Dimma was down with a big fever. Mama who never believed in the word modernization was sitting beside her, a sponge in hand dabbing at her face. There was also a basket of herbs—they were all Dimma took these days.
“Mama, let’s take Dimma to see an
oyibo doctor, ” I told her for what seemed like the hundredth time.
“No. It’s just a minor fever,” she had intoned.

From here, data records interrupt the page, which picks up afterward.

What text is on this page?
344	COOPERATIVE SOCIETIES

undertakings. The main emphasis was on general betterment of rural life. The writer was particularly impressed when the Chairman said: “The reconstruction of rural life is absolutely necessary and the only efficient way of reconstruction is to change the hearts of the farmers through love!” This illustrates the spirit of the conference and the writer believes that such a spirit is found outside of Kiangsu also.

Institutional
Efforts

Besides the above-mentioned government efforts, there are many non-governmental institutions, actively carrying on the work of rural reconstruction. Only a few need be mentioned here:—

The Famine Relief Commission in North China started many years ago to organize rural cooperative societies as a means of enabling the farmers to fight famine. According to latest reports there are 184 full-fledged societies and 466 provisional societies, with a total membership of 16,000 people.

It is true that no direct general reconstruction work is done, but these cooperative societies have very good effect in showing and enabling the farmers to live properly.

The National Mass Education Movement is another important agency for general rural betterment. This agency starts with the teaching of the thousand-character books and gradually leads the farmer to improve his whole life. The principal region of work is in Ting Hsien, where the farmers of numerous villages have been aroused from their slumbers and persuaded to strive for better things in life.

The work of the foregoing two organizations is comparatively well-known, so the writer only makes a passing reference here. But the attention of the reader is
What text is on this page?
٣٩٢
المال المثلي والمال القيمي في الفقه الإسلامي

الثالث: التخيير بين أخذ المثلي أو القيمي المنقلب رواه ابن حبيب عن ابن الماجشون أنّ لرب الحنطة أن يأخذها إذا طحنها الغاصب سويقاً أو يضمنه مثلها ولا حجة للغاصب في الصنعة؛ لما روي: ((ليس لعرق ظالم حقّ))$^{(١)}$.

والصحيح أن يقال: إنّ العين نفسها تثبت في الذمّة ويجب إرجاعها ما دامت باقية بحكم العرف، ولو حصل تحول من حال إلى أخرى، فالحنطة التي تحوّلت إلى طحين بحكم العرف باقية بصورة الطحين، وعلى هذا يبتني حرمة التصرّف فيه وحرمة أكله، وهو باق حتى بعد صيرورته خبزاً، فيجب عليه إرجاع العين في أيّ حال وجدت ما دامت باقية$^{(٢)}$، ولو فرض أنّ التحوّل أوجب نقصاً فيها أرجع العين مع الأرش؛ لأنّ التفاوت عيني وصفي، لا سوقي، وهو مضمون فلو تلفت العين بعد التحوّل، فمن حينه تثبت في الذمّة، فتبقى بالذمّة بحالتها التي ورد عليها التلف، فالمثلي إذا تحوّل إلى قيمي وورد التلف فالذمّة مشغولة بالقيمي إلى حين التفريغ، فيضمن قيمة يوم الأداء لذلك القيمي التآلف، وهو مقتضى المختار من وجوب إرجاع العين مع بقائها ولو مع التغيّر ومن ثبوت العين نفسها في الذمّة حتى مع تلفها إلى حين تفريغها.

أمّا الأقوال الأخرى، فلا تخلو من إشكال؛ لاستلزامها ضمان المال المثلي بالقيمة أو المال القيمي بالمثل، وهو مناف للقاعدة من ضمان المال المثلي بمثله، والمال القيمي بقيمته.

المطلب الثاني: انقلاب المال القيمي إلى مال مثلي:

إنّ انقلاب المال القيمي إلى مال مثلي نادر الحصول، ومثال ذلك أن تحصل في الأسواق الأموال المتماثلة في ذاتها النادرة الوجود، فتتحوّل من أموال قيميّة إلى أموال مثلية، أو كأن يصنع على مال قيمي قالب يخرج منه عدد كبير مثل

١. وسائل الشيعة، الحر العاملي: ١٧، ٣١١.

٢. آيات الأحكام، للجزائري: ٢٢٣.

Dimma’s deteriorating health had me panicking … my sister never almost fell ill.
What seemed like a minor fever graduated to boils in the armpits and groin within weeks. It was not until I started feeling heavy signs of headache and a high-temperature did I start getting more worried.
What if Dimma’s disease was infectious?
Without asking for mama’s consent I rushed to go and bring a doctor. I relayed everything to him with heavy breaths, and stuttered syllables.
“You think you might be infected?” he asked. I nodded and he had me examined.
Before we got back to our house Dimma was dead. There was a huge crowd of wailing villagers.
“I have cause to believe that Dimma was down with the bubonic plague, known as Black Death which—”
The doctor’s voice which was explaining the situation to mama who hadn’t stopped crying above the noise of the crowd filled my head as I stared at my sister’s corpse—
The bubonic plague didn’t kill my sister. Negligence did.